Thomas’ bill also would make the voter-approved law effective immediately. But the measure also contains a passage that says the judge violated the Montana Constitution’s separation of powers provisions with his ruling.

Thomas said Thursday that the bill is meant to send a message to the state’s judicial branch and prevent it from legislating from the bench.

“The only way you change the law is by the Legislature or the people by initiative,” Thomas said.

Thomas’ measure follows the passage earlier this month of a Senate resolution to intervene in a lawsuit that seeks to extend the term of Commissioner of Political Practices Jonathan Motl to 2019.

RELATED STORY

Montana Dispensaries to Re-Open Immediately, Judge Rules

The Senate confirmed Motl to a term that expired on Jan. 1, but District Judge Kathy Seeley of Helena signed an order allowing Motl to stay in office until the case is resolved.

The sponsor of the resolution, Sen. Nels Swandal, R-Wilsall, said he believes the court does not have any authority to change that date.

The Legislature and the people by initiative may share exclusive power to write laws, but it’s the judiciary’s power to say what those laws mean when applied to particular cases, University of Montana law professor Anthony Johnstone said.

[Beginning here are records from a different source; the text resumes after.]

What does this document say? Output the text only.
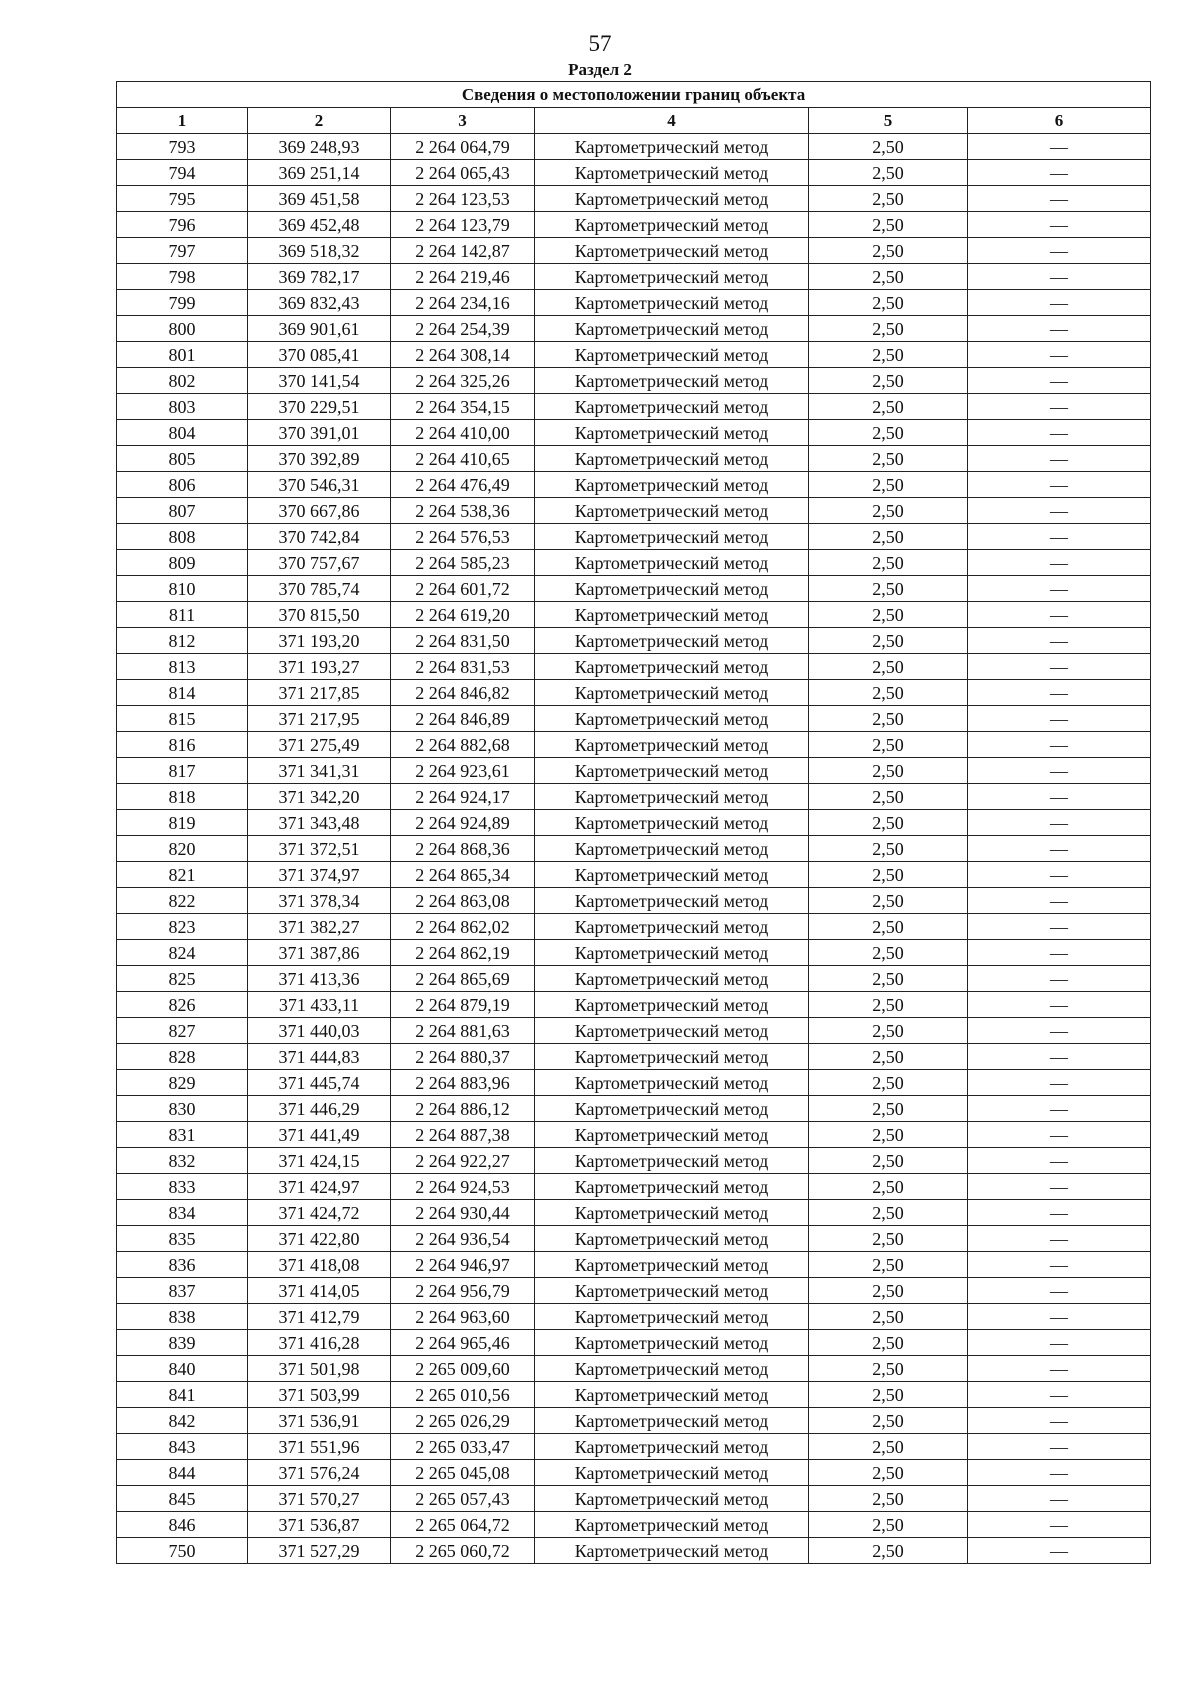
57
Раздел 2
Сведения о местоположении границ объекта					
1	2	3	4	5	6
793	369 248,93	2 264 064,79	Картометрический метод	2,50	—
794	369 251,14	2 264 065,43	Картометрический метод	2,50	—
795	369 451,58	2 264 123,53	Картометрический метод	2,50	—
796	369 452,48	2 264 123,79	Картометрический метод	2,50	—
797	369 518,32	2 264 142,87	Картометрический метод	2,50	—
798	369 782,17	2 264 219,46	Картометрический метод	2,50	—
799	369 832,43	2 264 234,16	Картометрический метод	2,50	—
800	369 901,61	2 264 254,39	Картометрический метод	2,50	—
801	370 085,41	2 264 308,14	Картометрический метод	2,50	—
802	370 141,54	2 264 325,26	Картометрический метод	2,50	—
803	370 229,51	2 264 354,15	Картометрический метод	2,50	—
804	370 391,01	2 264 410,00	Картометрический метод	2,50	—
805	370 392,89	2 264 410,65	Картометрический метод	2,50	—
806	370 546,31	2 264 476,49	Картометрический метод	2,50	—
807	370 667,86	2 264 538,36	Картометрический метод	2,50	—
808	370 742,84	2 264 576,53	Картометрический метод	2,50	—
809	370 757,67	2 264 585,23	Картометрический метод	2,50	—
810	370 785,74	2 264 601,72	Картометрический метод	2,50	—
811	370 815,50	2 264 619,20	Картометрический метод	2,50	—
812	371 193,20	2 264 831,50	Картометрический метод	2,50	—
813	371 193,27	2 264 831,53	Картометрический метод	2,50	—
814	371 217,85	2 264 846,82	Картометрический метод	2,50	—
815	371 217,95	2 264 846,89	Картометрический метод	2,50	—
816	371 275,49	2 264 882,68	Картометрический метод	2,50	—
817	371 341,31	2 264 923,61	Картометрический метод	2,50	—
818	371 342,20	2 264 924,17	Картометрический метод	2,50	—
819	371 343,48	2 264 924,89	Картометрический метод	2,50	—
820	371 372,51	2 264 868,36	Картометрический метод	2,50	—
821	371 374,97	2 264 865,34	Картометрический метод	2,50	—
822	371 378,34	2 264 863,08	Картометрический метод	2,50	—
823	371 382,27	2 264 862,02	Картометрический метод	2,50	—
824	371 387,86	2 264 862,19	Картометрический метод	2,50	—
825	371 413,36	2 264 865,69	Картометрический метод	2,50	—
826	371 433,11	2 264 879,19	Картометрический метод	2,50	—
827	371 440,03	2 264 881,63	Картометрический метод	2,50	—
828	371 444,83	2 264 880,37	Картометрический метод	2,50	—
829	371 445,74	2 264 883,96	Картометрический метод	2,50	—
830	371 446,29	2 264 886,12	Картометрический метод	2,50	—
831	371 441,49	2 264 887,38	Картометрический метод	2,50	—
832	371 424,15	2 264 922,27	Картометрический метод	2,50	—
833	371 424,97	2 264 924,53	Картометрический метод	2,50	—
834	371 424,72	2 264 930,44	Картометрический метод	2,50	—
835	371 422,80	2 264 936,54	Картометрический метод	2,50	—
836	371 418,08	2 264 946,97	Картометрический метод	2,50	—
837	371 414,05	2 264 956,79	Картометрический метод	2,50	—
838	371 412,79	2 264 963,60	Картометрический метод	2,50	—
839	371 416,28	2 264 965,46	Картометрический метод	2,50	—
840	371 501,98	2 265 009,60	Картометрический метод	2,50	—
841	371 503,99	2 265 010,56	Картометрический метод	2,50	—
842	371 536,91	2 265 026,29	Картометрический метод	2,50	—
843	371 551,96	2 265 033,47	Картометрический метод	2,50	—
844	371 576,24	2 265 045,08	Картометрический метод	2,50	—
845	371 570,27	2 265 057,43	Картометрический метод	2,50	—
846	371 536,87	2 265 064,72	Картометрический метод	2,50	—
750	371 527,29	2 265 060,72	Картометрический метод	2,50	—
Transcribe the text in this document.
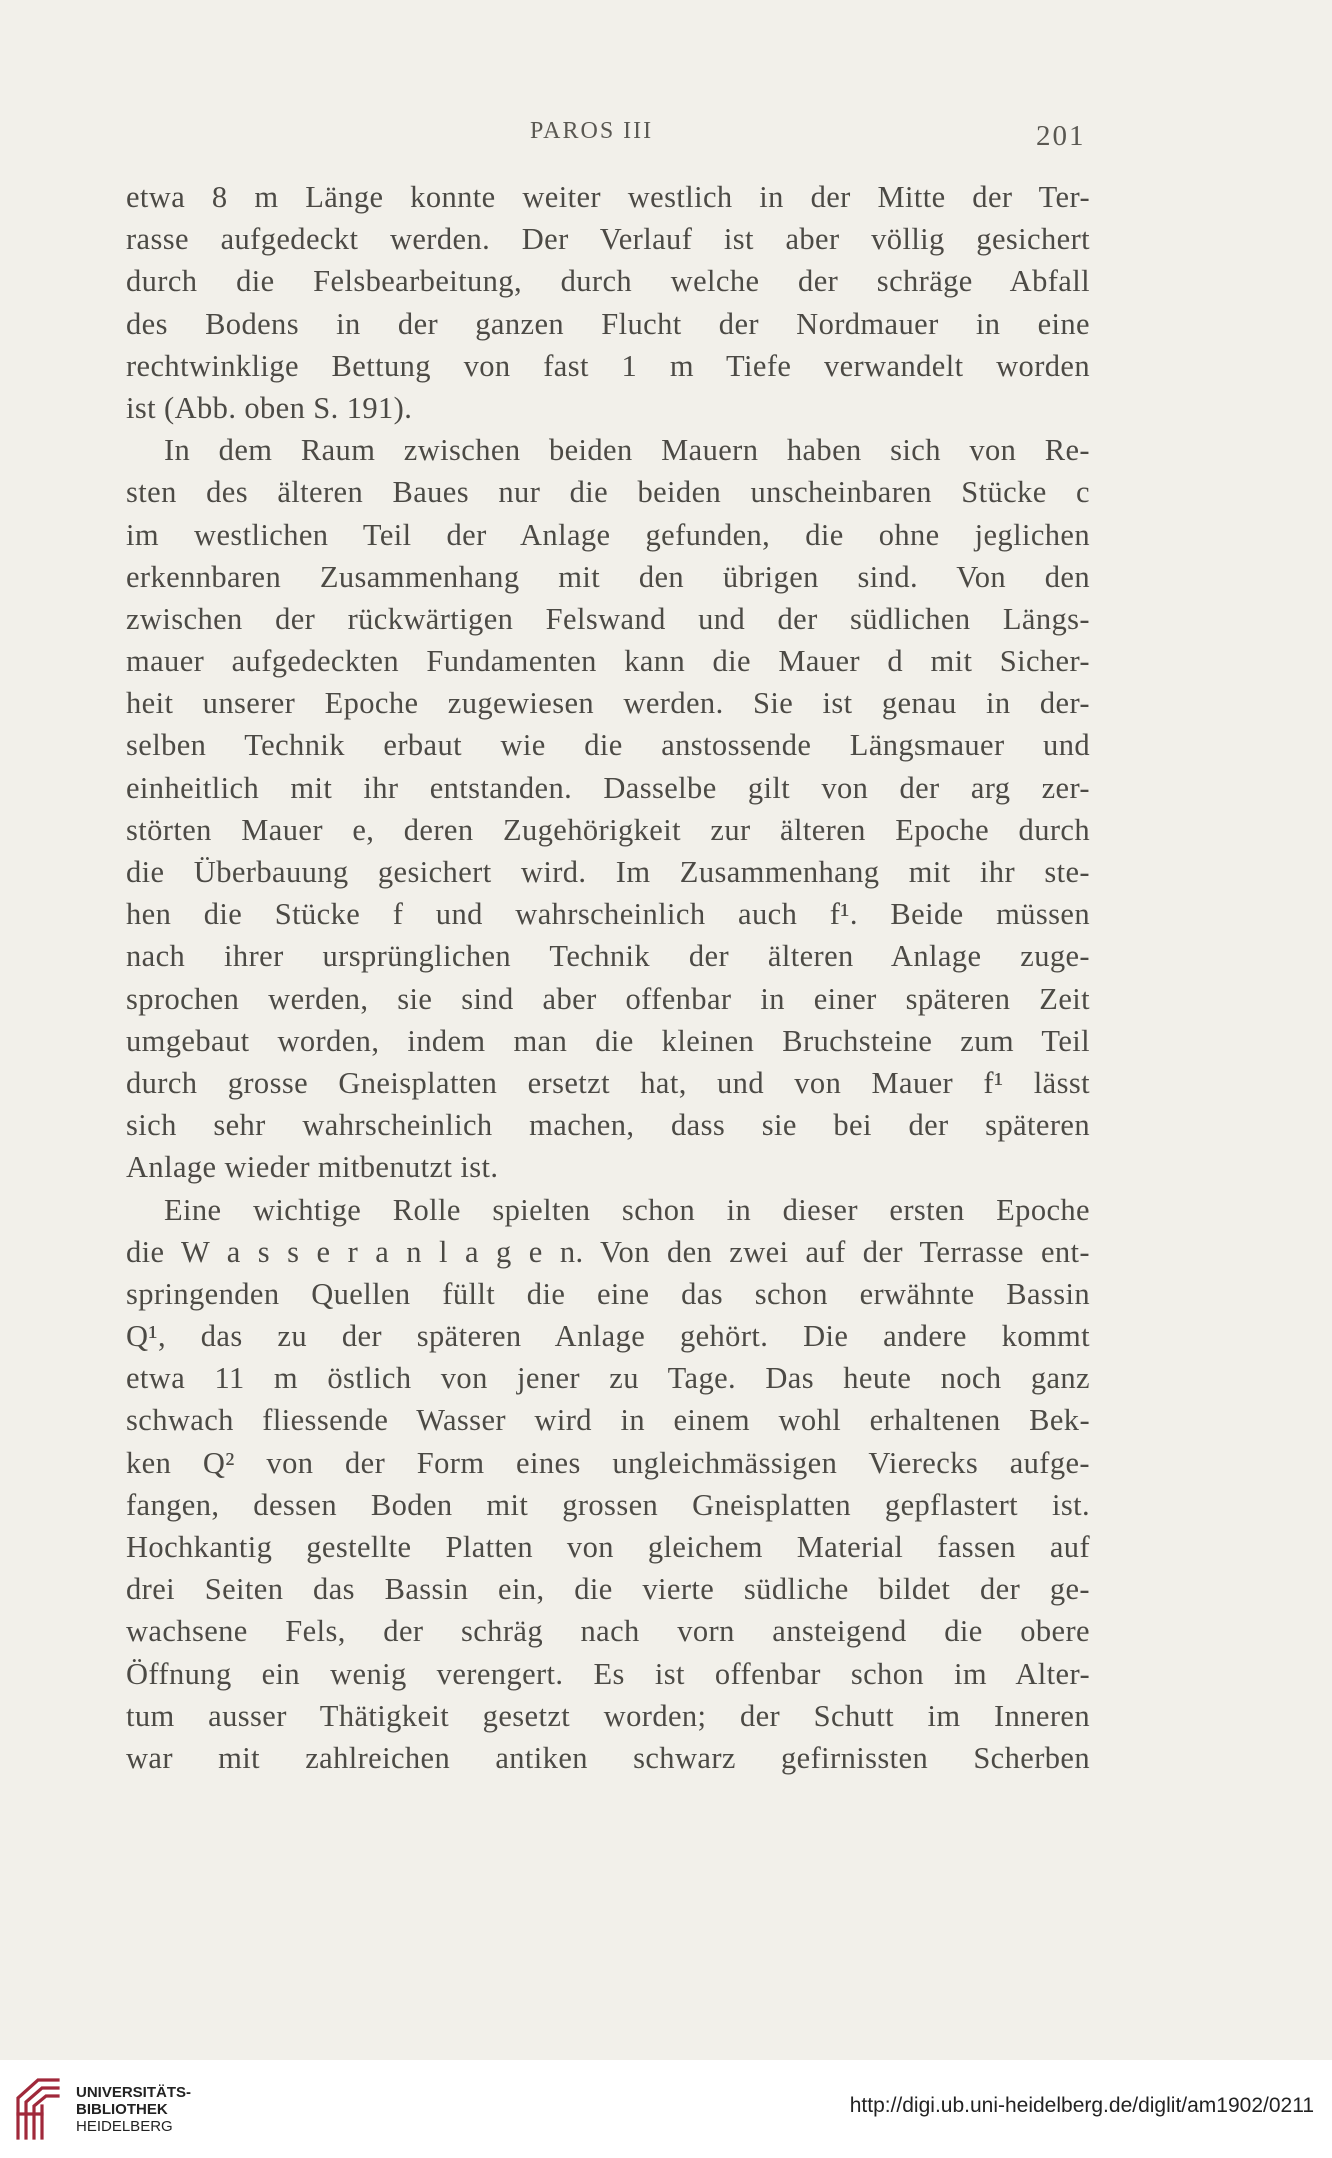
PAROS III	201
etwa 8 m Länge konnte weiter westlich in der Mitte der Ter-
rasse aufgedeckt werden. Der Verlauf ist aber völlig gesichert
durch die Felsbearbeitung, durch welche der schräge Abfall
des Bodens in der ganzen Flucht der Nordmauer in eine
rechtwinklige Bettung von fast 1 m Tiefe verwandelt worden
ist (Abb. oben S. 191).
In dem Raum zwischen beiden Mauern haben sich von Re-
sten des älteren Baues nur die beiden unscheinbaren Stücke c
im westlichen Teil der Anlage gefunden, die ohne jeglichen
erkennbaren Zusammenhang mit den übrigen sind. Von den
zwischen der rückwärtigen Felswand und der südlichen Längs-
mauer aufgedeckten Fundamenten kann die Mauer d mit Sicher-
heit unserer Epoche zugewiesen werden. Sie ist genau in der-
selben Technik erbaut wie die anstossende Längsmauer und
einheitlich mit ihr entstanden. Dasselbe gilt von der arg zer-
störten Mauer e, deren Zugehörigkeit zur älteren Epoche durch
die Überbauung gesichert wird. Im Zusammenhang mit ihr ste-
hen die Stücke f und wahrscheinlich auch f¹. Beide müssen
nach ihrer ursprünglichen Technik der älteren Anlage zuge-
sprochen werden, sie sind aber offenbar in einer späteren Zeit
umgebaut worden, indem man die kleinen Bruchsteine zum Teil
durch grosse Gneisplatten ersetzt hat, und von Mauer f¹ lässt
sich sehr wahrscheinlich machen, dass sie bei der späteren
Anlage wieder mitbenutzt ist.
Eine wichtige Rolle spielten schon in dieser ersten Epoche
die W a s s e r a n l a g e n. Von den zwei auf der Terrasse ent-
springenden Quellen füllt die eine das schon erwähnte Bassin
Q¹, das zu der späteren Anlage gehört. Die andere kommt
etwa 11 m östlich von jener zu Tage. Das heute noch ganz
schwach fliessende Wasser wird in einem wohl erhaltenen Bek-
ken Q² von der Form eines ungleichmässigen Vierecks aufge-
fangen, dessen Boden mit grossen Gneisplatten gepflastert ist.
Hochkantig gestellte Platten von gleichem Material fassen auf
drei Seiten das Bassin ein, die vierte südliche bildet der ge-
wachsene Fels, der schräg nach vorn ansteigend die obere
Öffnung ein wenig verengert. Es ist offenbar schon im Alter-
tum ausser Thätigkeit gesetzt worden; der Schutt im Inneren
war mit zahlreichen antiken schwarz gefirnissten Scherben
UNIVERSITÄTS-
BIBLIOTHEK
HEIDELBERG
http://digi.ub.uni-heidelberg.de/diglit/am1902/0211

In the case of the medical marijuana initiative, courts for centuries have corrected typos in laws, which are called scrivener’s errors, Johnstone said. In Motl’s case, the court is seeking to resolve a dispute about the law that sets the commissioner’s term, he said.

“As the courts seek to work that out, they will commonly provide temporary relief to the parties,” Johnstone said of the order to temporarily keep Motl in office. “Just as the judiciary doesn’t have the power to write the laws — that is, to legislate — the Legislature lacks the power to decide cases, which is to apply the law in a specific case.”